53Chromium (53Cr) is the only NMR active nucleus of chromium. It is a low sensitivity nucleus that yields moderately broad lines in symmetric environments (fig. 1) over a very wide chemical shift range. For larger complexes and molecules, the signals become too broad to observe with a high-resolution NMR spectrometer. Even number oxidation states, such as (0) and (VI) of chromium are diamagnetic while odd number oxidation states are paramagnetic yielding signals much too broad to observe with a high-resolution NMR spectrometer. In most cases, a specific oxidation state of chromium is contaminated with other paramagnetic oxidation states so the NMR of 53Cr is restricted to chromates, carbonyls and carbenes. The Cr(II) oxidation state usually contains too much paramagnetic Cr(III) to yield signals in the high-resolution NMR spectrum. Only in the case of (CO)3Cr carbenes have signals been observed on a high-resolution NMR spectrometer. There is little information available about chemical shifts (fig. 2).

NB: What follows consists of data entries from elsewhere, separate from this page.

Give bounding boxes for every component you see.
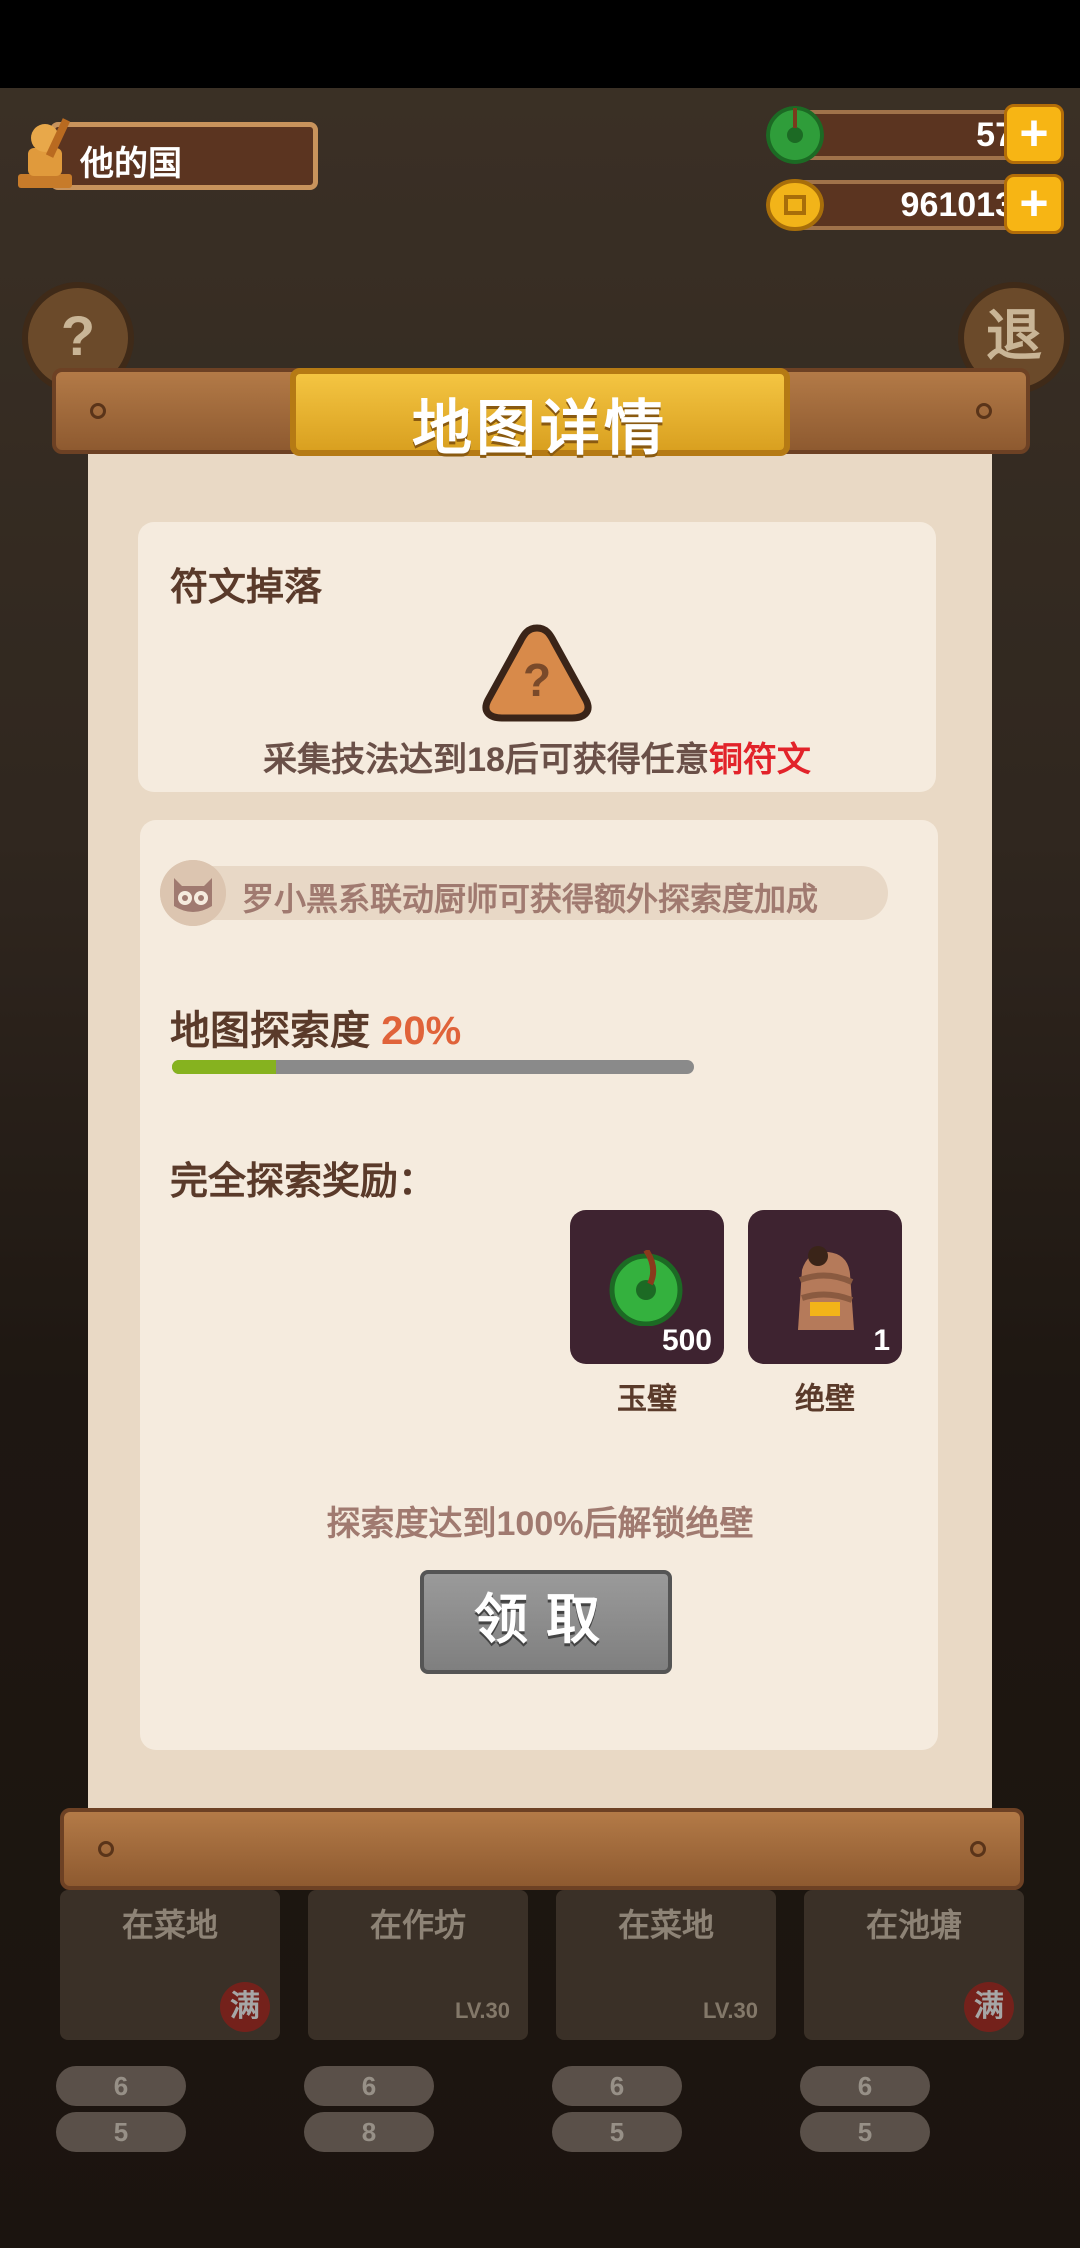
nail [976,403,992,419]
kingdom-name: 他的国 [80,145,182,183]
status-bar [0,0,1080,88]
rune-requirement-text: 采集技法达到18后可获得任意 [263,741,709,779]
rune-drop-heading: 符文掉落 [170,567,323,609]
add-jade-button[interactable]: + [1004,104,1064,164]
jade-disc-icon [766,106,824,164]
nail [970,1841,986,1857]
exploration-progress-fill [172,1060,277,1074]
panel-title: 地图详情 [412,395,668,462]
exploration-progress-bar [172,1060,694,1074]
cliff-icon [798,1246,854,1330]
svg-text:?: ? [523,654,551,706]
add-coin-button[interactable]: + [1004,174,1064,234]
panel-title-plate: 地图详情 [290,368,790,462]
rune-drop-section: 符文掉落 ? 采集技法达到18后可获得任意铜符文 [138,522,936,792]
jade-counter: 57 + [754,104,1064,164]
reward-name: 绝壁 [795,1383,855,1416]
reward-name: 玉璧 [617,1383,677,1416]
reward-item-cliff[interactable]: 1 [748,1210,902,1364]
nail [98,1841,114,1857]
exploration-label: 地图探索度 20% [170,998,461,1056]
rune-requirement: 采集技法达到18后可获得任意铜符文 [138,732,936,781]
claim-button[interactable]: 领取 [420,1570,672,1674]
coin-icon [766,179,824,231]
coin-counter: 961013 + [754,174,1064,234]
exploration-percent: 20% [381,1009,462,1053]
nail [90,403,106,419]
kingdom-header[interactable]: 他的国 [10,118,320,192]
statue-icon [18,118,72,188]
jade-disc-icon [609,1250,683,1326]
full-reward-label: 完全探索奖励： [170,1161,437,1203]
reward-count: 500 [661,1324,712,1357]
unlock-note: 探索度达到100%后解锁绝壁 [326,1505,754,1543]
reward-item-jade[interactable]: 500 [570,1210,724,1364]
rune-type: 铜符文 [708,741,811,779]
bottom-plank [60,1808,1024,1890]
coin-count: 961013 [900,186,1014,224]
unknown-rune-icon: ? [482,624,592,722]
reward-count: 1 [873,1324,890,1357]
owl-icon [160,860,226,926]
collab-hint-text: 罗小黑系联动厨师可获得额外探索度加成 [242,881,819,917]
exploration-label-text: 地图探索度 [170,1009,370,1053]
collab-hint: 罗小黑系联动厨师可获得额外探索度加成 [160,860,888,926]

Fig. 1. 53Cr-NMR spectrum of Na2CrO4 (1M) in D2O
Fig. 2. Chemical shift ranges for chromium NMR
|Chemical shift range||1795 ppm, from -1795 to 0|
|Frequency ratio (Ξ)||5.652496%|
|Reference compound||sat. K2CrO4 in D2O|
|Linewidth of reference||10 Hz|
|T1 of reference||0.029 s|
|Receptivity rel. to 1H at natural abundance||8.63 × 10-5|
|Receptivity rel. to 1H when enriched||9.53 × 10-4|
|Receptivity rel. to 13C at natural abundance||0.507|
|Receptivity rel. to 13C when enriched||5.3|
|Linewidth parameter||300 fm4|
Some of the materials mentioned here are very dangerous. Ask a qualified chemist for advice before handling them. Qualified chemists should check the relevant safety literature before handling or giving advice about unfamiliar substances. NMR solvents are toxic and most are flammable. Specifically, chromium compounds, including K2CrO4 are toxic carcinogens: wear gloves. Oxidation states VI and VII including K2CrO4 are corrosive.